Gleiches war in den letzten Monaten wieder feststellbar. Seit Anfang Mai ist der Preis für Rohöl der Nordseesorte Brent von 70 auf unter 50 Dollar gefallen. Das ist nur noch halb so viel wie vor einem Jahr und nur wenig entfernt vom Stand vom Januar, als mit 45 Dollar ein Sechs-Jahres-Tief erreicht wurde.

Die Preise für Benzin haben sich in den letzten drei Monaten aber nicht verbilligt – im Gegenteil. Ein Liter Bleifrei 95 kostete im Mai im Durchschnitt 1,53 Franken. Im Juli kletterte dieser Wert sogar auf 1,57, wie Zahlen des Bundesamts für Statistik zeigen.

Entwicklung des Ölpreises (Brent) in den letzten drei Monaten, Quelle: cash.ch

Bei der Erdöl-Vereinigung begründet man diesen Anstieg im Juli folgendermassen: "Der Transportpreis auf dem Rhein hat sich im Juli mehr als verdoppelt. Gründe dafür sind Probleme in einer deutschen Raffinerie und der relativ niedrige Wasserstand", so Geschäftsführer Roland Bilang gegenüber cash.

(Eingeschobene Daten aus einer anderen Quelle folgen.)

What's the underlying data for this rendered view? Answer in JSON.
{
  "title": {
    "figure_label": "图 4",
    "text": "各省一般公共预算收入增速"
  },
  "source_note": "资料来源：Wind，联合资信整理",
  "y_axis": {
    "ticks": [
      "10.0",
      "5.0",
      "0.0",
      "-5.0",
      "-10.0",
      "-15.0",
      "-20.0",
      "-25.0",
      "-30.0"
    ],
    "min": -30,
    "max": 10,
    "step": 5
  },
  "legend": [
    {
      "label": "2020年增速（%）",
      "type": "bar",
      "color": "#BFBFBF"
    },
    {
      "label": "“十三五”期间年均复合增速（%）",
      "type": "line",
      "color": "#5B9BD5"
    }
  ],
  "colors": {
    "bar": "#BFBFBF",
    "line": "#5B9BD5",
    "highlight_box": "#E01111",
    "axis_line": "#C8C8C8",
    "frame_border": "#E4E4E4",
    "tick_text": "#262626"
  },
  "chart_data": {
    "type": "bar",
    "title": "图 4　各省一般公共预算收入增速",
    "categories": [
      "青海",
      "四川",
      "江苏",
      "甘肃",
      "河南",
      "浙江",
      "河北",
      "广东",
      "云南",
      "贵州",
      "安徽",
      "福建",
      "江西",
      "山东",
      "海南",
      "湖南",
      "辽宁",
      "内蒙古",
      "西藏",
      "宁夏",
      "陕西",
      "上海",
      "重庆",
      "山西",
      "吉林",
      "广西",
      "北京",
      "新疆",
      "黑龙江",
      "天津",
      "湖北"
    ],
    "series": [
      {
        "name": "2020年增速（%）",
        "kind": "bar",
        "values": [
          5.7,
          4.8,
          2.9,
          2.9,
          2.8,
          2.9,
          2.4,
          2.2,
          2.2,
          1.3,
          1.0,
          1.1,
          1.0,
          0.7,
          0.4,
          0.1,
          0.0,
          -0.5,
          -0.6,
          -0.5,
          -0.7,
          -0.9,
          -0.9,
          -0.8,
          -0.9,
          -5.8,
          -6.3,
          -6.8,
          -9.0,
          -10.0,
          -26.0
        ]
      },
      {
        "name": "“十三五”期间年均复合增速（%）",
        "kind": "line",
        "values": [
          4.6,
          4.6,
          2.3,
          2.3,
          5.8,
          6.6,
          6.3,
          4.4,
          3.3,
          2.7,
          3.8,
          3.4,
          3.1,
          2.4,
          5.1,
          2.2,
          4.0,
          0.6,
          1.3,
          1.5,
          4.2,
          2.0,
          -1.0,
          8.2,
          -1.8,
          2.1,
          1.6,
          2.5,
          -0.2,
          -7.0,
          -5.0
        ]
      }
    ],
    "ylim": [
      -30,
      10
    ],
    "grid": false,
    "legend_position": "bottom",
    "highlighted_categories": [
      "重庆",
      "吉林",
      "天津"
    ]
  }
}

Zudem sei der Dollar weiterhin stark, was sich ebenfalls stützend auf die Benzinpreise auswirke.

Laut Angaben der Erdöl-Vereinigung setzt sich der Preis für einen Liter Bleifrei 95 in der Schweiz wie folgt zusammen: 61 Prozent für Steuern und Abgaben, 28 Prozent für Einkauf und Fracht. 11 Prozent beträgt die Handelsspanne.

Für Konsumenten unverständlich

Ganz anderer Meinung sind die Konsumentenorganisationen. "Beim Benzinpreis läuft es ähnlich ab wie bei den Mieten", sagt Babette Sigg, Präsidentin des Konsumentenforum. Mit einer Senkung werde immer so lange zugewartet, bis es wieder einen Grund zur Erhöhung gebe. "Nach oben werden die Preise schneller angepasst als nach unten. Für Konsumenten ist dieses Vorgehen unverständlich", so Sigg zu cash.

Auf einen weiteren Aspekt macht Sara Stalder von der Stiftung für Konsumentenschutz (SKS) aufmerksam: "Man kann seit Jahrzehnten beobachten, dass Benzinpreise in der Schweiz an Ostern und während den Ferien ansteigen, unabhängig davon, wie sich die Preise für Erdöl entwickeln."

Ein Blick auf die Statistik der letzten 22 Jahre zeigt tatsächlich einen Anstieg der Benzinpreise jeweils zwischen März und April. "Die Benzin-Firmen nutzen also die erhöhte Nachfrage aus, was ich nicht korrekt finde", so Stalder weiter. Wenn die Kosten für Erdöl einen Einfluss auf den Benzinpreis haben sollten, dann müssten die Preisschwankungen auch entsprechend weitergegeben werden.

Preise für Bleifrei 95 in den letzten 12 Monaten, Quelle: erdoel.ch

Für Erdöl-Vertreter Bilang ist das durchaus möglich. Falls die anderen Faktoren, welche den Benzinpreis beeinflussen, sich nicht ändern würden, dürfte sich ein tieferer Rohölpreis auch auf die Preise an der Zapfsäule niederschlagen. "Mit einer gewissen Verzögerung natürlich", wie er anfügt.

Die Schweiz ist machtlos

SKS-Geschäftsleiterin Sara Stalder rät Konsumentinnen und Konsumenten schon heute, die Preisunterschiede zwischen den Tankstellen ausnutzen und dort zu tanken, wo es am billigsten ist. In der Regel ist das Benzin auf Autobahnen und in Städten am teuersten. Im Tessin oder in ländlichen Regionen tankt man hingegen häufig am günstigsten, wie der Preisvergleich auf benzin-preis.ch oder tanktipp.ch zeigt. Fahrzeughalter, die grenznah wohnen, profitieren seit der Aufhebung der SNB-Kursuntergrenze von den tieferen Dieselpreisen in Deutschland und Frankreich (Liter Diesel um 1,20 Euro).

In Zukunft sollten Tankstellen allerdings sofort reagieren, wenn sich der Preis für Rohöl drastisch verändert, und zwar in beide Richtungen, sagt Babette Sigg. "Für uns Konsumenten spielt der Wettbewerb zu wenig – das riecht nach Absprachen und Kartell." Um dagegen vorzugehen, wäre aber laut Sara Stalder eine Aktion auf europäischer Ebene notwendig, wie sie sagt. "Die Schweiz kann alleine nichts gegen dieses Vorgehen unternehmen."